Obtaining datasets that include thorough labeling of sensitive attributes is difficult, especially in the domain of computer vision. Recently, Google has introduced the More Inclusive Annotations for People (MIAP) dataset in their Open Images Extended collection.
The collection consists of more complete bounding box annotations for the person class hierarchy in 100k images containing people. In addition, every annotation is labeled with fairness-related attributes, consisting of perceived gender presentation and perceived age range. As the focus is increasingly shifting on reducing unfair bias as part of responsible AI research, Google aims to encourage researchers already leveraging Open Images to include Annotations in Open Images.
Every image in the original Open Images dataset consists of image-level annotations that widely describe the image and bounding boxes drawn around particular objects. In addition, less specific classes were temporarily pruned from the label candidate set to avoid drawing multiple boxes around the same object, a process known as hierarchical de-duplication.
The MIAP dataset mainly has five classes that are part of the person hierarchy in the original Open Images dataset: man, woman, boy, girl, person. These labels make the Open Images dataset valuable for research advancing responsible AI, thereby allowing users to train the general person detector with access to gender and range labels for bias mitigation and fairness analysis.

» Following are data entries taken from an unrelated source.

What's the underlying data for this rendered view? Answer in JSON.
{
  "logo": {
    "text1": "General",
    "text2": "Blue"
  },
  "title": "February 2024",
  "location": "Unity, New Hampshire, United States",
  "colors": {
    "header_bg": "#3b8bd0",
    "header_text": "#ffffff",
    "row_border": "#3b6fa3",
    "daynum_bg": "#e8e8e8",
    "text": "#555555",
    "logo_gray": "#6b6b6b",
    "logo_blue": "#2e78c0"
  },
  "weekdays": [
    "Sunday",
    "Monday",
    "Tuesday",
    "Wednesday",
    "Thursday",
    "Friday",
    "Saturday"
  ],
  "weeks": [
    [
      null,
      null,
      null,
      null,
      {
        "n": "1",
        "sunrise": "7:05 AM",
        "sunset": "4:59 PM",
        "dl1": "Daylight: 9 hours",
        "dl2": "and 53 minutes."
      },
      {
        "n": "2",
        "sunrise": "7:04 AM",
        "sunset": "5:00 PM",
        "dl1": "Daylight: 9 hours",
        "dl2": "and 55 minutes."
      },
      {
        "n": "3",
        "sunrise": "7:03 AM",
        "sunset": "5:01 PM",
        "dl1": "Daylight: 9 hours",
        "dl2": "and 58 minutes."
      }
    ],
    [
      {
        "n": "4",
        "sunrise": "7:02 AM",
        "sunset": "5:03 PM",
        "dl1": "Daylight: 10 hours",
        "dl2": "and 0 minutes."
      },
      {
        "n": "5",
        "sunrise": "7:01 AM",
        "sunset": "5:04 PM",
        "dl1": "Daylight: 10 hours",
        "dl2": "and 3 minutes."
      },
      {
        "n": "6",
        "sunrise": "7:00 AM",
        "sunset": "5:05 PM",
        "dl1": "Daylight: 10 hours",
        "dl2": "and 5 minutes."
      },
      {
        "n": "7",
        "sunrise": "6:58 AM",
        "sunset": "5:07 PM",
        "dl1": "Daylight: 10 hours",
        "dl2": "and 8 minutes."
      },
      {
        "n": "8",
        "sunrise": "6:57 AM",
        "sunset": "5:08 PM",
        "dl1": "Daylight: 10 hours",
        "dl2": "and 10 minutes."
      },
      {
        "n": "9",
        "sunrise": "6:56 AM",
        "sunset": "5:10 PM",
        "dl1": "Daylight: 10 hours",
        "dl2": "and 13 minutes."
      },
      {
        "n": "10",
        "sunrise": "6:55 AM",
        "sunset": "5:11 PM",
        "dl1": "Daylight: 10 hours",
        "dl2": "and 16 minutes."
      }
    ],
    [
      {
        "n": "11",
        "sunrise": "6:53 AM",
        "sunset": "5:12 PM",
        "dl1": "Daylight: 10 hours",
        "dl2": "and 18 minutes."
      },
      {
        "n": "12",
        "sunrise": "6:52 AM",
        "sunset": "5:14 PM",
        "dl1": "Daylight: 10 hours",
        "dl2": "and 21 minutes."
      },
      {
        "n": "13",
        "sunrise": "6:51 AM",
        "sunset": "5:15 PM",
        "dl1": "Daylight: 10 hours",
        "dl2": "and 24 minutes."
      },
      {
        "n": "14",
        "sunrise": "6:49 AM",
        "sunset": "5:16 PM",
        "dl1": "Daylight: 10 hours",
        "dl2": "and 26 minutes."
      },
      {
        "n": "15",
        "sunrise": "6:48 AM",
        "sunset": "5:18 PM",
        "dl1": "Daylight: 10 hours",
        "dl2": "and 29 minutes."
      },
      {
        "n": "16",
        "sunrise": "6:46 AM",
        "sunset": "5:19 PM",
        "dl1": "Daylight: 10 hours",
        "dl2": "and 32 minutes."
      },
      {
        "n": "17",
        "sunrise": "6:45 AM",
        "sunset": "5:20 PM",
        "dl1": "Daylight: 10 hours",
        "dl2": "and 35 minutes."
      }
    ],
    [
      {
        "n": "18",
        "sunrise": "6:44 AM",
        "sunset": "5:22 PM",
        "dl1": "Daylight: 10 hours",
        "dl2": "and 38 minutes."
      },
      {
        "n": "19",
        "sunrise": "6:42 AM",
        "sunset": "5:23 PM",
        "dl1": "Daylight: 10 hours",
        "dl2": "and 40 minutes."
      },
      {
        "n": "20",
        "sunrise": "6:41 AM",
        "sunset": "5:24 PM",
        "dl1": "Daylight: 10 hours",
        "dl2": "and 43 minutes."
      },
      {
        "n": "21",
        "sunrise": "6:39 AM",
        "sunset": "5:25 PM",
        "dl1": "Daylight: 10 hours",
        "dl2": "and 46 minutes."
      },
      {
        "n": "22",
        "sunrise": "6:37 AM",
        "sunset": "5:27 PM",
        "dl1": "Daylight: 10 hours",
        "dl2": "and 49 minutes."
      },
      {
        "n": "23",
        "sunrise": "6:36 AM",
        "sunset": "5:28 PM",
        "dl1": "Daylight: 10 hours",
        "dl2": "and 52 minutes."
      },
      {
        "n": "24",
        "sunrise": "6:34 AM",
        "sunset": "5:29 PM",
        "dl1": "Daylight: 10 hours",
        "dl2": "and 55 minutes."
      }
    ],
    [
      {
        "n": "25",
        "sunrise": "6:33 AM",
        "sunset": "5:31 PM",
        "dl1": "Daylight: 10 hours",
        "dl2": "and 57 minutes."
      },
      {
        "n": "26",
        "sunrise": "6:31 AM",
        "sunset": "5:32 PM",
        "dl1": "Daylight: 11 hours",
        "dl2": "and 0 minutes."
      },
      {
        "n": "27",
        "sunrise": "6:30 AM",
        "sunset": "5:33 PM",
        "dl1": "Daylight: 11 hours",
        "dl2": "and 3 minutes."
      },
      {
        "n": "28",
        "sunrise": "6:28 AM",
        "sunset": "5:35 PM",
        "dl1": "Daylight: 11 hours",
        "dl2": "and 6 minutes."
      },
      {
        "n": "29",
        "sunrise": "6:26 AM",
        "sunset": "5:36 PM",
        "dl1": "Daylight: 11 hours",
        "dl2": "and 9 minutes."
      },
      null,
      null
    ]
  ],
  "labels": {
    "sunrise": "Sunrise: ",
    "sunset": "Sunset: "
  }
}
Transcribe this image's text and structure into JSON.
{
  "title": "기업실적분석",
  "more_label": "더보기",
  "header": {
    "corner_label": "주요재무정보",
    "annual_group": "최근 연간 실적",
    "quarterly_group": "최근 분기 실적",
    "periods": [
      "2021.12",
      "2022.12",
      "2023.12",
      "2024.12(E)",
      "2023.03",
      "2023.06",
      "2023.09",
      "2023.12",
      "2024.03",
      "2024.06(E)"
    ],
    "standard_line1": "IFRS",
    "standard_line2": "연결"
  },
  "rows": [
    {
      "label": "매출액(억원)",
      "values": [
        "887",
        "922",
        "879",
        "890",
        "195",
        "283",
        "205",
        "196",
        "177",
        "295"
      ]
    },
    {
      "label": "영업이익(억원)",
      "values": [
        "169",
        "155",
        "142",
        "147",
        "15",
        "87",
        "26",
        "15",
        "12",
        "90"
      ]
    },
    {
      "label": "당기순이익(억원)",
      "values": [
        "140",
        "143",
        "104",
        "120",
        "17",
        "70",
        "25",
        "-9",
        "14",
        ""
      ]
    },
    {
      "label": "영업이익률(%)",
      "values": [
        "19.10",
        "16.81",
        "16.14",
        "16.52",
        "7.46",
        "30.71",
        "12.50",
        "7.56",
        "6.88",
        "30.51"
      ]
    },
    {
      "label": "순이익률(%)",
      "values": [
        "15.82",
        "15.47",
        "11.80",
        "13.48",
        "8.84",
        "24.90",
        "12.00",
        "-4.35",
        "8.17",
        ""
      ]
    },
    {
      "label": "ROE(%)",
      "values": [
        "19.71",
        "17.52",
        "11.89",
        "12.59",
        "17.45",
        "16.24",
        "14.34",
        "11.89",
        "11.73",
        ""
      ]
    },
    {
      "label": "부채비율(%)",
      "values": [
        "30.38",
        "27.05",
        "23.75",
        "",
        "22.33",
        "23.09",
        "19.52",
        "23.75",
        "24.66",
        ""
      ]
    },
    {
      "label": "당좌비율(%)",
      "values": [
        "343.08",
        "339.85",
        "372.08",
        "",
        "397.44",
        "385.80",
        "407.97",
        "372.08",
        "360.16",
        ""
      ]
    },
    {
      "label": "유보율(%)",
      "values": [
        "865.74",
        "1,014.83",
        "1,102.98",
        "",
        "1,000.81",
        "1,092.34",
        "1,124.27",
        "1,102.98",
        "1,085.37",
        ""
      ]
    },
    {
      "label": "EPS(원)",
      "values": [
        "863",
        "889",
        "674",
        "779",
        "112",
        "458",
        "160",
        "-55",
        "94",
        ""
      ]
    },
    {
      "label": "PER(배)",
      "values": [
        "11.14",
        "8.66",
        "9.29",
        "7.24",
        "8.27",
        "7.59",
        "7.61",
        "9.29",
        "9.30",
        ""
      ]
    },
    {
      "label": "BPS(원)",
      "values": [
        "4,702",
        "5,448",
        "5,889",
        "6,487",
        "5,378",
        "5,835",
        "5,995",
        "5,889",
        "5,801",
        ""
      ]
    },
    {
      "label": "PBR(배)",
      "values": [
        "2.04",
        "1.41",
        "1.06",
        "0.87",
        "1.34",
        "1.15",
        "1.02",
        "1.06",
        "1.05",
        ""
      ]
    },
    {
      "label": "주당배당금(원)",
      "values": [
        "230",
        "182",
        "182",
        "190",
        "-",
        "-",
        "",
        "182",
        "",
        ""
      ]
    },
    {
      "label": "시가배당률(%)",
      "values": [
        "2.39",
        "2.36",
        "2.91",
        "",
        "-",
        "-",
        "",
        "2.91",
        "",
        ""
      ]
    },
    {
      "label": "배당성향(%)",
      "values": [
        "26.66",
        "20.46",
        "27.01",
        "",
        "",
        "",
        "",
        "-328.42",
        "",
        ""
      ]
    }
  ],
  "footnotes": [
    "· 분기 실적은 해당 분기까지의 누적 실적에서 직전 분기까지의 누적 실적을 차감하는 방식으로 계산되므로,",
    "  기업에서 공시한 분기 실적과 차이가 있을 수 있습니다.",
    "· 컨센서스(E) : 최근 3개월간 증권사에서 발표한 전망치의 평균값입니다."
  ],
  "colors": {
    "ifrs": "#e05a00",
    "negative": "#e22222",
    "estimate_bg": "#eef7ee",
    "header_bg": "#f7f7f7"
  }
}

However, it was found that the combination of hierarchical de-duplication and societally imposed distinctions between woman/girl and man/boy introduced a few limitations in the original annotations. Therefore, the bounding box annotations in some images were incomplete, with some people who appeared prominently not being annotated.
The new MIAP annotations are designed to overcome these limitations. Instead of asking annotators to draw boxes for the most specific class from the hierarchy, google has inverted the procedure. Thus, it always requests bounding boxes for the gender- and age-agnostic person class. Then, all person boxes are separately associated with labels for perceived gender presentation and age presentation.
The number of person bounding boxes also has significantly increased from ~358k to ~454k. These new annotations provide a complete ground scenario for training a person detector.
Google has included annotations for perceived age range and gender presentation for person bounding boxes. The labels capture the age and gender range presentation analyzed by a third party based on visual cues alone, rather than an individual’s self-identified gender or actual age.